- La rupture avec les présupposés

Pour parvenir à une connaissance scientifique des faits observés, l’observateur de la réalité sociale doit se dégager de ses prénotions, des préjugés et de ‘« l’illusion de la transparence »’. C’est ce que rappellent les auteurs du « métier de sociologue » pour qui ‘« le fait est conquis, construit et constaté »’ contre l’illusion du savoir immédiat.

‘« L’expérimentation vaut ce que vaut la construction qu’elle met à l’épreuve et la valeur heuristique et probatoire d’une construction est fonction du degré auquel elle a permis de rompre avec les apparences et, par là, de connaître les apparences en les connaissant comme apparences... La valeur d’un modèle formel est fonction du degré auquel les préalables épistémologiques de la rupture et de la construction ont été remplis. »542

La rupture avec les savoirs établis et la construction par des procédés appropriés constituent deux préalables incontournables pour produire des connaissances scientifiques. Ainsi, c’est en se référant à un modèle théorique que le sociologue peut éviter les pièges de la sociologie spontanée et accéder à une connaissance rigoureuse et objective.

Toutefois, la mise en oeuvre de la démarche scientifique ne se concrétise pas de la même manière dans le cas d’une recherche-action. Celle-ci comporte diverses spécificités, qui vont avoir une incidence sur les phases de rupture et de construction. Nous ne cherchons pas à situer la singularité de la recherche-action par rapport aux méthodes classiques de recherche en sciences sociales, mais à identifier certains traits caractéristiques, afin de pouvoir définir les critères permettant d’apprécier la scientificité des études socio-économiques.

En raison du principe de l’unité entre la recherche et l’action, ‘« l’élaboration de la connaissance requiert une transformation de la réalité à laquelle elle se réfère »’ 543. L’intention de recherche et la volonté de changement sont partagées au sein d’une même équipe. Le rapport entre la théorie et l’expérience se trouve inversé, car la pratique sociale constitue le point de départ et le point d’aboutissement de la recherche. Théorie et pratique se situent dans un rapport dialectique, ce qui modifie la manière d’opérer la rupture, celle-ci s’effectuant par oppositions et dépassements.

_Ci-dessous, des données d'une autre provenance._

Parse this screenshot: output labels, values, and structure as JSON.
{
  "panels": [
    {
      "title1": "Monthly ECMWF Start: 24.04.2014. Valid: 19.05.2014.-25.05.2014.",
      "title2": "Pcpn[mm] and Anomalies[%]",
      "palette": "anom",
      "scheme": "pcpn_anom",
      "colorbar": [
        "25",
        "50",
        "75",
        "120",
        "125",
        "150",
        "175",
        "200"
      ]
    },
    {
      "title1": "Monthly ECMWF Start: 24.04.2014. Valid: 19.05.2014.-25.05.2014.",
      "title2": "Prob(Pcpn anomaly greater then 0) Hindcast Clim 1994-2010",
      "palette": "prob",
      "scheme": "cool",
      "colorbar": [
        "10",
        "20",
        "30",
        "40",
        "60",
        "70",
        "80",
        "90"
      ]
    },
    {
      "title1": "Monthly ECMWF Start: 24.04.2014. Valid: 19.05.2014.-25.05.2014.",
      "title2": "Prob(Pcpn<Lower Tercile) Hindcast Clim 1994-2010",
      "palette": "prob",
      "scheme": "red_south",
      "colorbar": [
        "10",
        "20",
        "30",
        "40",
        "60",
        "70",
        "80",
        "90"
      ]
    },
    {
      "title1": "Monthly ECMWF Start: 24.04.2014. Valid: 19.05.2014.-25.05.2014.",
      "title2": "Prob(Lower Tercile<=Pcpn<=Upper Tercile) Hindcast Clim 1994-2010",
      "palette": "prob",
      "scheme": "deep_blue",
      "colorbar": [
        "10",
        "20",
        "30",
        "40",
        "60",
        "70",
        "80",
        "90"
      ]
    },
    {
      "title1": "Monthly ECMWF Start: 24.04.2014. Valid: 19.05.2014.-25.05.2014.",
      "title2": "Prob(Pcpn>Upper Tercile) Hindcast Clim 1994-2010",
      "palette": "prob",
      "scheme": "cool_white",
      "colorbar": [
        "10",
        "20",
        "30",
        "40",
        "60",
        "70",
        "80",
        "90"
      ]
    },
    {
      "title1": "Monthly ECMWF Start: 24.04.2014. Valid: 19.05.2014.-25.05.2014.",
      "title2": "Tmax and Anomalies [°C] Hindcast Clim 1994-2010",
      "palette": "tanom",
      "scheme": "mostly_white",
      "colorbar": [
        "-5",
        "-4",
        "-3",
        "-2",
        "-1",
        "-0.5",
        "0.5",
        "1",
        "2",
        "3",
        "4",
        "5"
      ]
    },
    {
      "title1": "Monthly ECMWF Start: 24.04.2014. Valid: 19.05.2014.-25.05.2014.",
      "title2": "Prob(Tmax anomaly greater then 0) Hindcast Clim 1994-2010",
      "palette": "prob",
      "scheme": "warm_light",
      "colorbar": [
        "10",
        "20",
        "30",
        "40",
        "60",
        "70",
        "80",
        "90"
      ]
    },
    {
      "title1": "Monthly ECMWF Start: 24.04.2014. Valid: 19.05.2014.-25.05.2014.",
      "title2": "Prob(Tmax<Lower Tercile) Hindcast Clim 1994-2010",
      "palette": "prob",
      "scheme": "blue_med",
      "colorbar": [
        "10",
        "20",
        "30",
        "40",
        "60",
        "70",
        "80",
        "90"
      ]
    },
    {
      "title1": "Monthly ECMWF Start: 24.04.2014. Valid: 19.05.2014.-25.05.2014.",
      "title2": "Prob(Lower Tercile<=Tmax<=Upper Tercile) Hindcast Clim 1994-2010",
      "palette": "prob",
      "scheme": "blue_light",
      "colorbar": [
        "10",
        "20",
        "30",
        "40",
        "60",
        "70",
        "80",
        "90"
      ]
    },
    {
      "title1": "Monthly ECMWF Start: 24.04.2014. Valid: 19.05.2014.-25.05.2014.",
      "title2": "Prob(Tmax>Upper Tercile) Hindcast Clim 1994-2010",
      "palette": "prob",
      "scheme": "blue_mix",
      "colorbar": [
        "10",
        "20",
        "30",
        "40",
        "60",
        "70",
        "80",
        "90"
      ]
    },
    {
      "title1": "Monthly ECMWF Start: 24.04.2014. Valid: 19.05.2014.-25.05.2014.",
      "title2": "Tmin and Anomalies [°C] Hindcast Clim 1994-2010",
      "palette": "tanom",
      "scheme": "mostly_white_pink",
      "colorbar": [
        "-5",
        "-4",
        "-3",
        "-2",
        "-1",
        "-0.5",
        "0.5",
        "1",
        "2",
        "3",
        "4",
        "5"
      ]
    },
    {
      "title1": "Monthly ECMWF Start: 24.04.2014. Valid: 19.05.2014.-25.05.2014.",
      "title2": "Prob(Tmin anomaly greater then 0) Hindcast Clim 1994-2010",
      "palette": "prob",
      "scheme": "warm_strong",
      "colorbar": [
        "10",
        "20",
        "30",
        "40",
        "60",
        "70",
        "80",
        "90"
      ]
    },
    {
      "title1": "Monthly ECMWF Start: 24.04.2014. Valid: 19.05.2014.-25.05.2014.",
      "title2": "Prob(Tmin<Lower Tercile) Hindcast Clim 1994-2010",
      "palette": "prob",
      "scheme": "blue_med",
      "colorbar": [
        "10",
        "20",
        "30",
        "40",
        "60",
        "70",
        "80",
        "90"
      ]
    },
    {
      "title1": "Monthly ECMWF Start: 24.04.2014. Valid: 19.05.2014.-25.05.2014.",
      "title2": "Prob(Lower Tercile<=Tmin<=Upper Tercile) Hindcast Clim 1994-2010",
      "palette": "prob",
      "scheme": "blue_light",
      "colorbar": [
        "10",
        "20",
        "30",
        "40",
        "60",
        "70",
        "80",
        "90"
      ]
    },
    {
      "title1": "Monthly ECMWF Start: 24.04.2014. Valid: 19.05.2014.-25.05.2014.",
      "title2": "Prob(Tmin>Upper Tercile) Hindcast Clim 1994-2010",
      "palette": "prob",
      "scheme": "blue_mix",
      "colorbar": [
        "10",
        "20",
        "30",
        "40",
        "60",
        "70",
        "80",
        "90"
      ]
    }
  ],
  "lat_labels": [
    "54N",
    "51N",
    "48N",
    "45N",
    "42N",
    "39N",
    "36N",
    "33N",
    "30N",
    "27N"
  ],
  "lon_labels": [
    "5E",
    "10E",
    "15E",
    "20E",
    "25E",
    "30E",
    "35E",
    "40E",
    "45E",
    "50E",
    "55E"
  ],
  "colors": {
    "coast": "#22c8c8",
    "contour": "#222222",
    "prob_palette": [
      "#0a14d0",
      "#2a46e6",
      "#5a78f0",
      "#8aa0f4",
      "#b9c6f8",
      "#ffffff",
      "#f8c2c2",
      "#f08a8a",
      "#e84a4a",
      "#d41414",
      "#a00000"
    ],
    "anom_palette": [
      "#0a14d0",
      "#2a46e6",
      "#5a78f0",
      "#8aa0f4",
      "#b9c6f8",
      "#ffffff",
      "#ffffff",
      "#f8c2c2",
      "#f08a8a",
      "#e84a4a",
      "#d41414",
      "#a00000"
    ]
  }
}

‘« Entre l’observation empirique et la connaissance commune, il n’y a pas rupture dans le sens où l’entendent Bourdieu, Chamborédon et Passeron, mais relation dialectique c’est-à-dire oppositions et dépassements. »544

C’est de la confrontation entre les données issues de la pratique sociale et une réflexion théorique construite sur des concepts que peut se développer une pensée dialectique débouchant sur la connaissance. Deux indicateurs ont été retenus pour juger de la rupture avec les présupposés : les données rassemblées (démographiques, sociales économiques, etc.) pour observer les collectivités locales ; les références bibliographiques des documents. L’analyse qualitative des 15 études socio-économiques a été sollicitée afin d’indiquer de manière plus explicite le contenu de l’observation de terrain et son mode d’analyse.

Notes
542.

BOURDIEU (P.), CHAMBOREDON (J.Cl.), PASSERON (J.C.) : Le métier de sociologue, Mouton Editeur, Paris, 1973, p. 83.

543.

LIU (M.) : « Vers une épistémologie de la recherche-action », Revue Internationale de Systémique, vol. n°6, 1992, n°4, p. 443.

544.

BARBIER (R.) : La recherche-action dans l’institution éducative, Gauthier-Villars, Paris, 1977, p. 33.